Teachers are still our most undervalued, underappreciated resource
We repeat ad infinitum. Teachers are Dominica's most valuable resource yet they are undervalued, under paid and seriously underappreciated. And the on-going COVID-19 pandemic has seriously underscored that fact, here and in the rest of the world as well.
Jessica Salfia, a teacher in West Virginia in the United States wrote in August in an article titled: "Teachers should do their jobs? I can assure you we are doing more" published on the website: "100daysinappalacha.com" that compared to a frontline nurse who is at the frontline of the ongoing battle against the coronavirus, she is also woefully underpaid although she faces the same risk of being affected by COVID-19.
"In addition to the vast discrepancy in salary, I will not be provided full PPE while dealing with one student at a time like an ER nurse. Instead, I will be in a cloth mask in a room with 20 teenagers also in cloth masks — teenagers who may or may not leave those masks on. I will be trying to keep those 20 teenagers 6 feet apart in case they are asymptomatic, while teaching them how to be better readers, writers and humans. If I am exposed to COVID-19 and have to quarantine, there may not be a substitute teacher available to cover my class or my lessons," Salfia wrote.
In addition to bringing this discrepancy to the fore, the pandemic has taught our planners of education a very valuable lesson. COVID-19 has caused and is causing unprecedented disruption of the education system and has acerbated the need for immediate change.
That disruption is happening everywhere- from New York City to Dos Dane village, from the Dominica State College to Cambridge University, from the Massacre preschool to the London School of Economics.
But amidst the COVID chaos there is the global realization that although on-line learning was of tremendous benefit during the pandemic when schools were closed to curtail the spread of the virus, there is no real substitution for the teacher in a face-to-face setting.
"Perhaps one of the greatest benefits we gained as a sector from this experience was a more critical and balanced view of the value and role of online learning. We found that while remote learning modes can support achievement, they can never meet the educational needs of all our students, and that face-to-face and blended elements still have a central role to play" wrote Dawn Freshwater of the University of Auckland in the publication, The UN Chronicle.
As we celebrated World Teachers Day on 5 October along with Dominican teachers and all teachers worldwide, we needed to remind them of another serious consequence of COVID-19. The pandemic has widened the already wide gap between the underprivileged student and the privileged.
"Because of COVID-19, nearly 1.6 billion learners – more than 90% of the world's total enrolled student population – have been affected by school closures," wrote Audrey Azoulay, Director-General of UNESCO and Guy Ryder, Director-General, International Labour Organization, Henrietta H. Fore, Executive Director, UNICEF and David Edwards, General Secretary, Education International in a joint statement on the occasion of World Teachers' Day 2020. "The COVID-19 crisis has also affected over 63 million teachers, highlighted persistent weaknesses in many education systems and exacerbated inequalities, with devastating consequences for the most marginalized".
But on World Teachers Day we continued to be concerned about a series of problems that just won't go away and is likely to become worst during the COVID-19 pandemic.
One of the key concerns is how do we face the challenge of making teaching attractive to young persons, especially young men, and teacher dissatisfaction. UNESCO believes that although the factors identified for causing teacher dissatisfaction depend on context, common factors across countries include a mixture of poor work-life balance, scarce opportunities for professional development, low salaries, limited inputs to decision-making, feelings of being unsupported and unappreciated, attacks on teachers' employment terms and conditions and constant pressures created by out-of-phase curricular and exam reforms."
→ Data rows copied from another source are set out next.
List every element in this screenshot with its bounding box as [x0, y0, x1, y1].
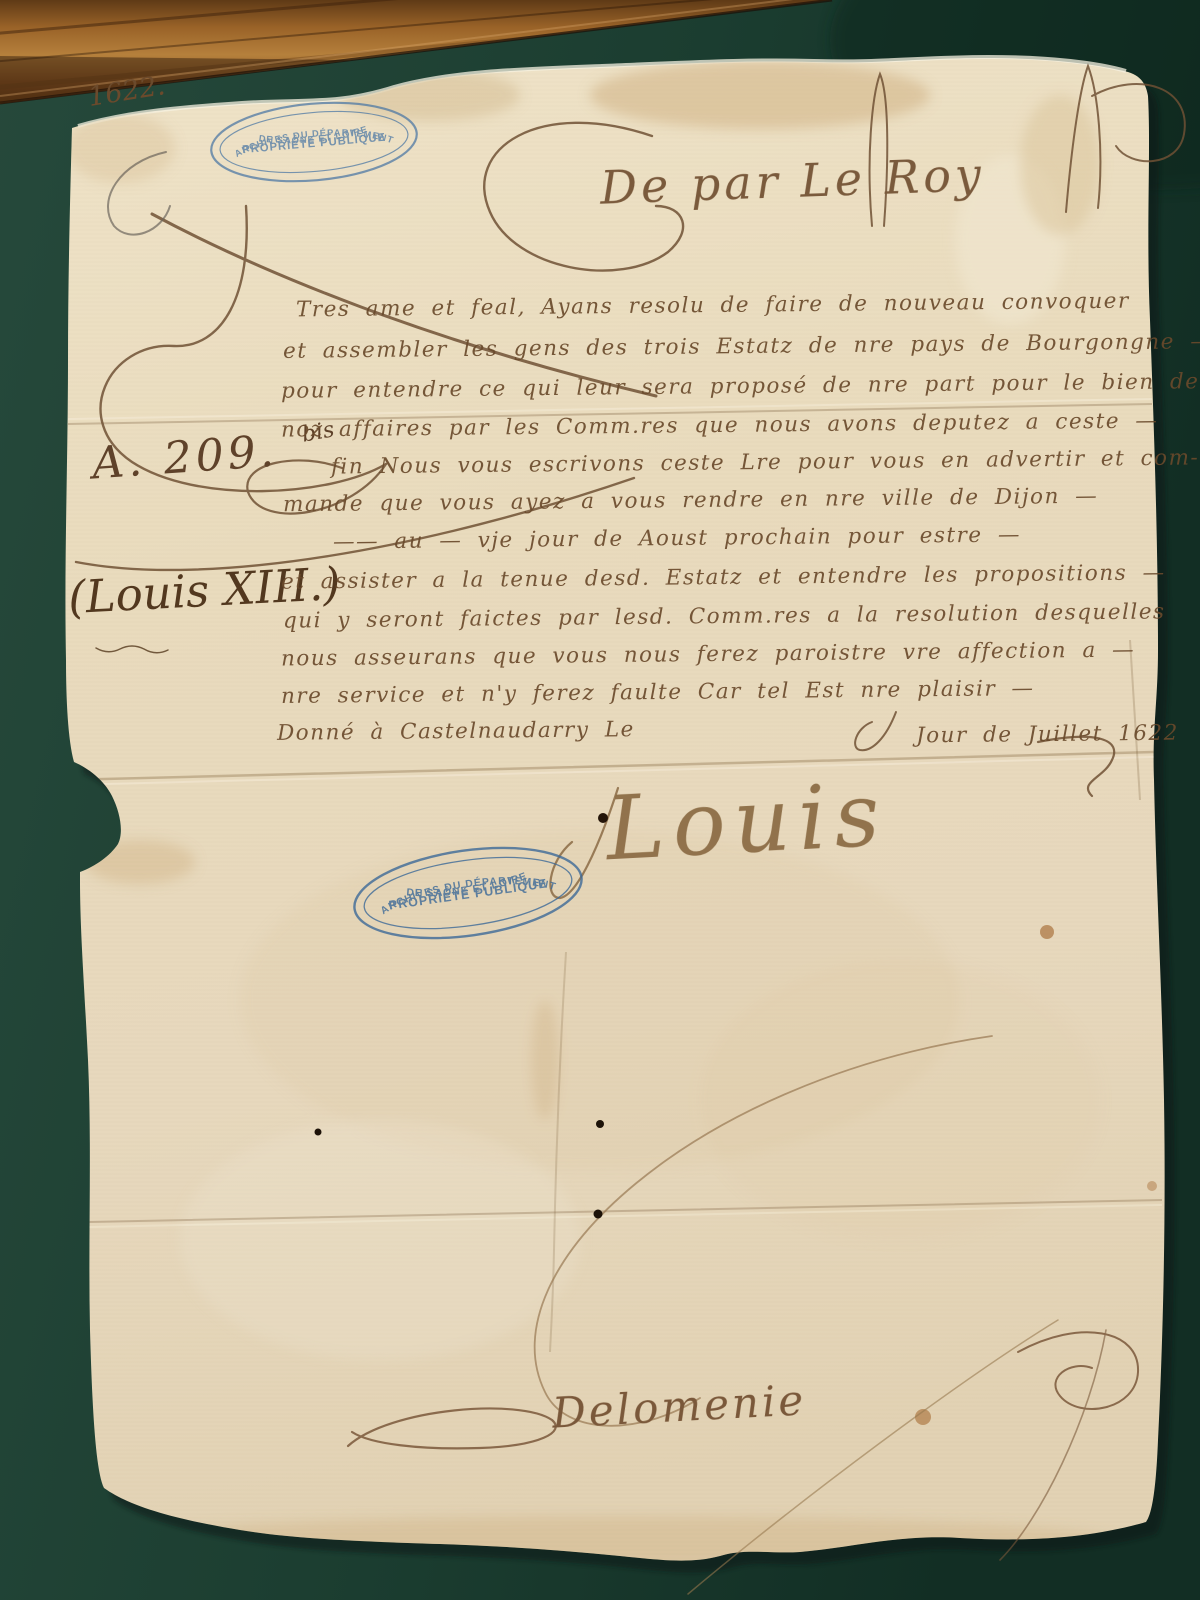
scene-background	[0, 0, 1200, 1600]
royal-signature: Louis	[604, 771, 890, 874]
letter-header: De par Le Roy	[599, 151, 985, 210]
letter-date-year: Jour de Juillet 1622	[916, 723, 1179, 747]
shelfmark-note: A. 209.	[91, 430, 279, 487]
letter-date-place: Donné à Castelnaudarry Le	[277, 719, 635, 744]
secretary-countersignature: Delomenie	[551, 1379, 807, 1434]
photograph-of-manuscript: 1622. ARCHIVES DU DÉPARTEMENT PROPRIÉTÉ …	[0, 0, 1200, 1600]
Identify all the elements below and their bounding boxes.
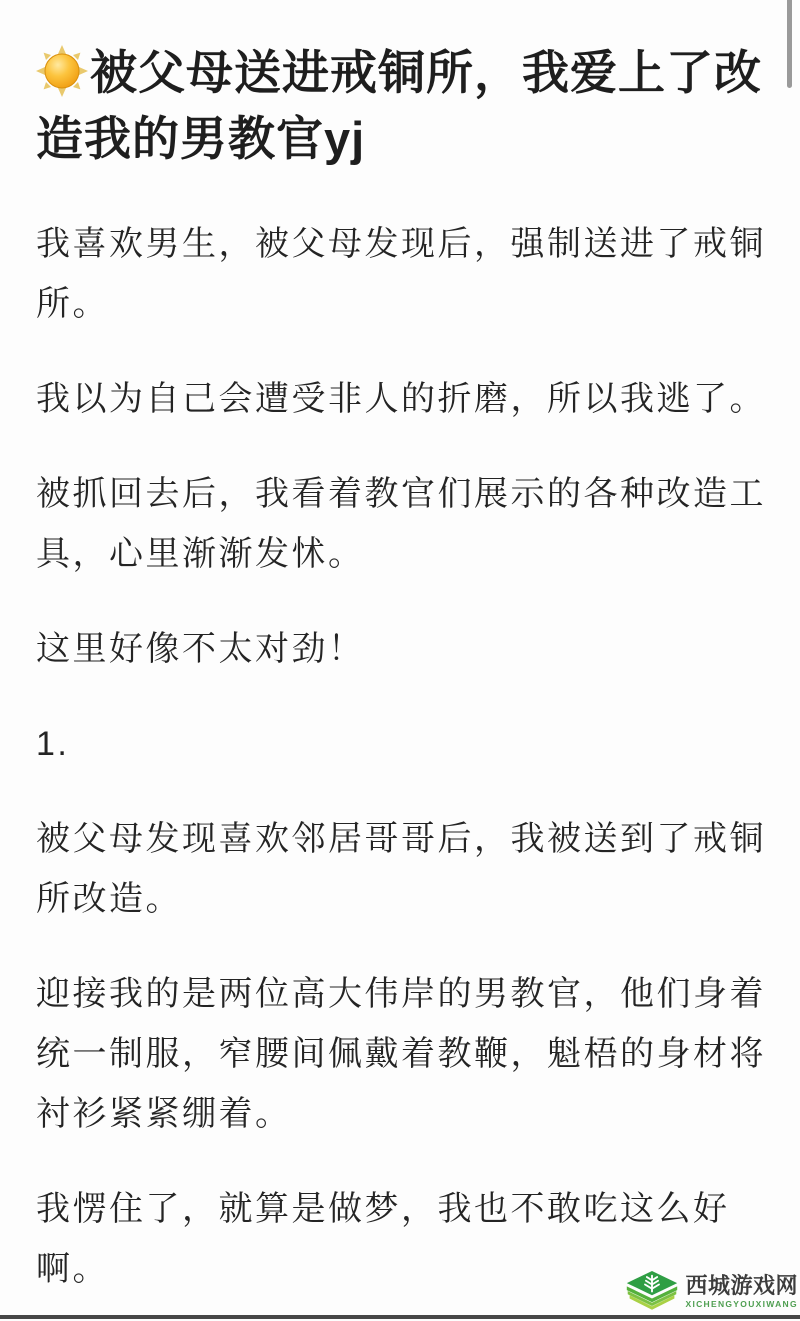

Administrators in the teaching service would probably want to answer some of these questions posed by UNESCO:
What kind of incentives might help to attract the most qualified and committed young talents into teaching? What kinds of contractual relationships, remuneration and rewards are qualified candidates looking for, and how do existing policies line up with their ambitions and expectations for career progression?
What could be envisaged to generate more flexibility in recruitment, teacher education and deployment policies to work with young people in meeting the teacher gap?
In addition, we should always remember that teachers, good ones, are probably worth their weight in diamonds. But we continue to pay lip service to the value of teachers in the development of our nation.
And this is especially true of the Early Childhood Education sub-sector where dozens of underpaid, under-trained and under-valued teachers of our young children struggle every day.